Everyone can agree that we want to deliver a world-class education system that gives our young people the chance to make the most of their talents and abilities, no matter what their start in life.
Yet, as it stands, the current schools funding system fails to deliver.
In an effort to address this, the Government is currently consulting for a second time on a new national funding formula.
I have argued, however, that, for our Suffolk schools and our children, this new system does not go far enough.
Presently, the school funding system is unfair and outdated, creating inconsistencies over time which have led to schools, with similar characteristics, experiencing funding disparities of up to 100 per cent.
In Suffolk’s case, our schools are currently in the lowest 20 per cent to receive a fair funding package; allocated £4,371 per school compared to the national average of £4,636.
Although a small amount, this disadvantage per pupil puts Suffolk schools on the back foot.

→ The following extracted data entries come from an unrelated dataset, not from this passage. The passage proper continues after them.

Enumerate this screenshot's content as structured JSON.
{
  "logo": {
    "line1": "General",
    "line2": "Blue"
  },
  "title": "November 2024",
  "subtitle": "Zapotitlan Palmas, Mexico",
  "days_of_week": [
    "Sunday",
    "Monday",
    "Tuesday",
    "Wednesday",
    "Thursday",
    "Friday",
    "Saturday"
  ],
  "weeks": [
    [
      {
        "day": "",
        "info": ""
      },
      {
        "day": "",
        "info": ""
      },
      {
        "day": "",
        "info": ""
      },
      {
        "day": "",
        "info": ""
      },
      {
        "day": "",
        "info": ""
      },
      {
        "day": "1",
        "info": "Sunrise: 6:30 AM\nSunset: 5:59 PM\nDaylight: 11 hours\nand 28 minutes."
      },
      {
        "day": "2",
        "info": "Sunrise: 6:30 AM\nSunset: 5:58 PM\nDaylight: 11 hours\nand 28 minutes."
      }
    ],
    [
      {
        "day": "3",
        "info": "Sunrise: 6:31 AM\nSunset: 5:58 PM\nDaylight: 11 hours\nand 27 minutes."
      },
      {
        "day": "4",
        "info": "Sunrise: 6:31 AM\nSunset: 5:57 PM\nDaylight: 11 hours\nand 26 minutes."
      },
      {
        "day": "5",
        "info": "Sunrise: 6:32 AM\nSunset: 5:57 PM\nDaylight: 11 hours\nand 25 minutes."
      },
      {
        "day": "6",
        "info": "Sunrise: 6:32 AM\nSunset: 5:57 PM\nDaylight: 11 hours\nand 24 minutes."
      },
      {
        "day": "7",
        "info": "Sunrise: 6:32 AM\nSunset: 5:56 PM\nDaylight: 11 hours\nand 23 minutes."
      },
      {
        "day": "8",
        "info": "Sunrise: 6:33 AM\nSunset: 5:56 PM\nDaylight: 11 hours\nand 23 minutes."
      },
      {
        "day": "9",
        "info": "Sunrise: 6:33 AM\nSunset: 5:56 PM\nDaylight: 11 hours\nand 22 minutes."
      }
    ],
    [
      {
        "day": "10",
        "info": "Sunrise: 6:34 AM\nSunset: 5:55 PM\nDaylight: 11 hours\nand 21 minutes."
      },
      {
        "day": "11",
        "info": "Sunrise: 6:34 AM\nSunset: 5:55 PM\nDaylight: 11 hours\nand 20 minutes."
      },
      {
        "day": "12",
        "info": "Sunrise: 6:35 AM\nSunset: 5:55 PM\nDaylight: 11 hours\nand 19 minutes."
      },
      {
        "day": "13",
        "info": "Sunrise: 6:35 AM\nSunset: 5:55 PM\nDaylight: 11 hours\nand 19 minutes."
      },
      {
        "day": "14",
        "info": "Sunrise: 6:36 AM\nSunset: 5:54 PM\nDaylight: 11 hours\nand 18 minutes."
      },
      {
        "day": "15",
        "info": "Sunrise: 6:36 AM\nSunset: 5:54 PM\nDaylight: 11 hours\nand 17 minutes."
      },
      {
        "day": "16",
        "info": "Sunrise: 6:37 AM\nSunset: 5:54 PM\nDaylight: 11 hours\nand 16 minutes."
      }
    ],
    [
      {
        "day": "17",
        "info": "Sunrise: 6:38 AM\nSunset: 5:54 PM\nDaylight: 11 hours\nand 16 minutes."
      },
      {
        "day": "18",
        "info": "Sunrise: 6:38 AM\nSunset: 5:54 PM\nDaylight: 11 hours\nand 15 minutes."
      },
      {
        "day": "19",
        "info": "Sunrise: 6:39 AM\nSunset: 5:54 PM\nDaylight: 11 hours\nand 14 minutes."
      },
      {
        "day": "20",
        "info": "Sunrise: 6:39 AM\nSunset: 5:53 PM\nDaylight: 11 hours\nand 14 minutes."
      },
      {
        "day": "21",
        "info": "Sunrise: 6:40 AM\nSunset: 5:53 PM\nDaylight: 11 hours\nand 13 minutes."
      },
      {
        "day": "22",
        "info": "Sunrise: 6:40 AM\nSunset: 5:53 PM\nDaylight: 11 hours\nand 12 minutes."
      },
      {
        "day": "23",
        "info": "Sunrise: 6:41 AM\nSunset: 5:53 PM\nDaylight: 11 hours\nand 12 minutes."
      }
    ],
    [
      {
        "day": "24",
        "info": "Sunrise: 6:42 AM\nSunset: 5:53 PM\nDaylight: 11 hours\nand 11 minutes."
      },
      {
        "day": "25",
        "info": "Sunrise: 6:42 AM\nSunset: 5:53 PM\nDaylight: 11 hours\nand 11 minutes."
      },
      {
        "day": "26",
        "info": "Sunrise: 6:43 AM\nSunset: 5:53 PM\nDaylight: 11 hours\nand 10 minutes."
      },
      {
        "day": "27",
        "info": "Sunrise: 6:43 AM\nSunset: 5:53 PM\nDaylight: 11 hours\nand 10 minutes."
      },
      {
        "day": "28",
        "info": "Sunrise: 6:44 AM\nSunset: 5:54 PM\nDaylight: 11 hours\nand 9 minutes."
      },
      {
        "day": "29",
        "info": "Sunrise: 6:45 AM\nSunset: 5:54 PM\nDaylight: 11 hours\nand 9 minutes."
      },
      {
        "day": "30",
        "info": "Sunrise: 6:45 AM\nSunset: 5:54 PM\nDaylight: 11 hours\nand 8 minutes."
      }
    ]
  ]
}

While Suffolk schools now receive 94 per cent of the average schools funding per pupil, under the new national funding formula currently being considered, Suffolk’s funding per pupil would still only be 96 per cent of the average.
Despite this slight improvement, I have argued that this is still not fair funding for pupils in my constituency.
In particular, I have argued that this continued discrepancy will still unintentionally impact rural areas the hardest.
For, while the Government has committed to delivering on rural challenges by making rural sparsity a factor, I would argue that the weighting of the various measures considered within the new funding allocation still work against rural areas.
Furthermore, the sheer complexity of the system makes it hard for schools and local authorities to hold the Government accountable for funding.
Ultimately, this, combined with other rural challenges of delivering health and transport services, as well as a recent hit to rural business rates, makes the rural agenda increasingly more difficult to deliver, and rural residents ever more frustrated.
That is why, on behalf of my schools, I called on the Government to do more to deliver fairer funding.
Since being elected, the funding challenges to my Bury St Edmunds constituency schools has been something I have campaigned against and, as a member of F40 – a group representing the lowest funded local authorities – I have continuously called for an end to these disadvantages.
While I acknowledge that, with every county different, a homogenous national funding formula will always struggle to deliver a fair system, I believe far more can be done to smooth out the disparities.
For children in metropolitan areas do not deserve better life chances; they deserve the same life chances as our children.